Just since I'm curious, what exact models and quantization are you using? In my own experience, anything smaller than ~32B is basically useless, and any quantization below Q8 absolutely trashes the models.
Sure, for single use-cases, you could make use of a ~20B model if you fine-tune and have very narrow use-case, but at that point usually there are better solutions than LLMs in the first place. For something general, +32B + Q8 is probably bare-minimum for local models, even the "SOTA" ones available today.
I haven’t tried any Qwen yet, but so far I’m sticking with gpt-oss-20B.
In terms of what I’m using, I’ve looked at anything that will fit on a MacBook Pro with 32Gb RAM (so with shared memory) - LFM2, Llama, Minstral, Ministral, Devstral, Phi, and Nemotron.

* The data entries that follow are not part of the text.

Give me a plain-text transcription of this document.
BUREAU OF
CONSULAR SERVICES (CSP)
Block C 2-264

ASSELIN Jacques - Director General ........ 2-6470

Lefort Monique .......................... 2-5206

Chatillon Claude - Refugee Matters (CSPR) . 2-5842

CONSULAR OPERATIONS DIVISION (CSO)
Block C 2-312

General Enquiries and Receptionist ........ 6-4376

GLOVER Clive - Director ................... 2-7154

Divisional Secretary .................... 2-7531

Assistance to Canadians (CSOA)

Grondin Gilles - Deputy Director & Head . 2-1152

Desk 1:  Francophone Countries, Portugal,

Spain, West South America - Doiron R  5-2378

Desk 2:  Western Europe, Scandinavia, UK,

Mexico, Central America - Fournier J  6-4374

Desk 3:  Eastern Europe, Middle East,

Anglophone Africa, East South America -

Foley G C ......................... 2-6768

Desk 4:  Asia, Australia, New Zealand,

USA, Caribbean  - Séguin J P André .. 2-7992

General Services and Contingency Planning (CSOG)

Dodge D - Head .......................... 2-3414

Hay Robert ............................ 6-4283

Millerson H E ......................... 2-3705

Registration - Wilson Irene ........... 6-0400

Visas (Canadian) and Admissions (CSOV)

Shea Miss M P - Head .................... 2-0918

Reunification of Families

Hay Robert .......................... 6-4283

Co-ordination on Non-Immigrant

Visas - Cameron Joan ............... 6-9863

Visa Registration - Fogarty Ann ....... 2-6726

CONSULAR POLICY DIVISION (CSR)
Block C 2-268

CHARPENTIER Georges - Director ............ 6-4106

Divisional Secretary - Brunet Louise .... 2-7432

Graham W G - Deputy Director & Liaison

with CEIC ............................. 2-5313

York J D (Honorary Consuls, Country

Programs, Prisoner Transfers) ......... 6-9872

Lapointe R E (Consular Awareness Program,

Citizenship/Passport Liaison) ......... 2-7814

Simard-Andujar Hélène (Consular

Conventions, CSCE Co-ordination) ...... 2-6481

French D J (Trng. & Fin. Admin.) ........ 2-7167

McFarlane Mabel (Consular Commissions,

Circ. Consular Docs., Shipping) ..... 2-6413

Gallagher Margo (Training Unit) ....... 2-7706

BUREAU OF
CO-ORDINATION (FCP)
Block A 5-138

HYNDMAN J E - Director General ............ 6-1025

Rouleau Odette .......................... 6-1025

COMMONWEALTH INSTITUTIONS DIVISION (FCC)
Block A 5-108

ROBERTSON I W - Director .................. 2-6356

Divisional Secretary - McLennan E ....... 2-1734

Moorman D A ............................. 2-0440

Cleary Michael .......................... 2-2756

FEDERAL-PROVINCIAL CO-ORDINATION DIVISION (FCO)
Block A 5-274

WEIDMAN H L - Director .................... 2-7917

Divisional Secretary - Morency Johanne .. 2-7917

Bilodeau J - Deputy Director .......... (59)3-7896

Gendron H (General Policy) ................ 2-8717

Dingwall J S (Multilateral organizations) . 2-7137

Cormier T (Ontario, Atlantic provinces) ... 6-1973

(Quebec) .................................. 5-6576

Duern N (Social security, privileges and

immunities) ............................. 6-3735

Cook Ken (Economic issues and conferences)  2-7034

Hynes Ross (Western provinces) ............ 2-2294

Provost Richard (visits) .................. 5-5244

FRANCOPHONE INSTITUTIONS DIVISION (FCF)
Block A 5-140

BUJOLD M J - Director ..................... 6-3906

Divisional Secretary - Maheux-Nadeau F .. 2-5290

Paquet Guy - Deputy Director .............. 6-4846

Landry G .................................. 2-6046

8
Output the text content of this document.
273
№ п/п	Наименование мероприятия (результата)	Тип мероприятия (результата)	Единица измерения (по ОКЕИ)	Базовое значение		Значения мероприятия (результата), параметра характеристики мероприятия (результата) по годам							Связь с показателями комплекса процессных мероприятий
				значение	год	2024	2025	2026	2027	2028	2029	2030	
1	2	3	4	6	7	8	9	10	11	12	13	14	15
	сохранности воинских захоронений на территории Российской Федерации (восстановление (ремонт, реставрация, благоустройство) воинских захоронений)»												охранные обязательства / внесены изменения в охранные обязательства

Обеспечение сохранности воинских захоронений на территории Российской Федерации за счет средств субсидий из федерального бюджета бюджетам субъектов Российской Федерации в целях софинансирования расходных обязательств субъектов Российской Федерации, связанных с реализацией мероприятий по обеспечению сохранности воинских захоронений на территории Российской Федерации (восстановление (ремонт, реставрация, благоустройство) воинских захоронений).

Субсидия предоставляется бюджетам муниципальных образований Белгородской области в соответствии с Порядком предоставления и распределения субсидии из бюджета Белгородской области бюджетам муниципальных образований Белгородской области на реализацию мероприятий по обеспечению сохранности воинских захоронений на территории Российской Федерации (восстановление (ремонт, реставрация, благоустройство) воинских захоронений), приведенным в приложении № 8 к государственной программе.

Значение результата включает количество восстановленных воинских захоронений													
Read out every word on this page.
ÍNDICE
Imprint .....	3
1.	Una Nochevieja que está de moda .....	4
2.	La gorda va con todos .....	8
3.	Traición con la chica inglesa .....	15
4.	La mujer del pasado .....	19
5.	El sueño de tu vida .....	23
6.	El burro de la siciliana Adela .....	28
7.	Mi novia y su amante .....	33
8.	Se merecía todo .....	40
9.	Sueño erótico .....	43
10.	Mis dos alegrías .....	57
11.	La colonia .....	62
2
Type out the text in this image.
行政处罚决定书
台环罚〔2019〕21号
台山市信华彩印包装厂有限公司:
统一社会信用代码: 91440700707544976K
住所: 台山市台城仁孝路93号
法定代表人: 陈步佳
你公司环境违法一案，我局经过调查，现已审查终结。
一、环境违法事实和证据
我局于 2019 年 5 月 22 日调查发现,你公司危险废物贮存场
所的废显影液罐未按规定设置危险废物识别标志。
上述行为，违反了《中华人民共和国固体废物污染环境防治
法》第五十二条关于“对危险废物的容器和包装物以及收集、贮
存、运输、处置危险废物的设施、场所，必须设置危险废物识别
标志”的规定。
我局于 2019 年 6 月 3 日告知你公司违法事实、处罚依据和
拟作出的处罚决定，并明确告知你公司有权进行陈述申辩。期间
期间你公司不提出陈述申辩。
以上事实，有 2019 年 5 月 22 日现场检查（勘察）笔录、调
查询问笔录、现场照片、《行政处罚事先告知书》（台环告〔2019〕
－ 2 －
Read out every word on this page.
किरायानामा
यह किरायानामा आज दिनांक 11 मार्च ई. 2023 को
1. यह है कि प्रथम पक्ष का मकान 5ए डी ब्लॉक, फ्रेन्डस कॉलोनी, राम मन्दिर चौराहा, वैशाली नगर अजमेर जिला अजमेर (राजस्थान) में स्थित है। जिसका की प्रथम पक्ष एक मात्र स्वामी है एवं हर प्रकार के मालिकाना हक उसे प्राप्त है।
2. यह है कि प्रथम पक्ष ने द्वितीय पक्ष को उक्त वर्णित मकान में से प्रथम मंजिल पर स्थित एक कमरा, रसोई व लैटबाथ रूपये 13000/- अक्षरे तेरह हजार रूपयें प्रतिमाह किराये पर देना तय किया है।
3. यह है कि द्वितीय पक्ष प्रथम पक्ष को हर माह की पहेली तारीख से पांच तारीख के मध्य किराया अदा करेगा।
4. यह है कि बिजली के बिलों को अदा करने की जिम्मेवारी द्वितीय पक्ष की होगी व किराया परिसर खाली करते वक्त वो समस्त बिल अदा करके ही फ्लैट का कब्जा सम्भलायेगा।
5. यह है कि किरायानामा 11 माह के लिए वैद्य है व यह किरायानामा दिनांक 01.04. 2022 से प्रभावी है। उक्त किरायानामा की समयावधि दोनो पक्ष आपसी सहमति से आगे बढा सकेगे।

As for quantisation, I aim for the biggest that will fit while also not being too slow - so it all depends on the model. But I’ll skip a model if I can’t at least use a Q4_K_M.
Also, given that I also bump my context to at least 32K, because tooling sucks when the tooling definitions itself come close to 4096!
Sure, for single use-cases, you could make use of a ~20B model if you fine-tune and have very narrow use-case, but at that point usually there are better solutions than LLMs in the first place. For something general, +32B + Q8 is probably bare-minimum for local models, even the "SOTA" ones available today.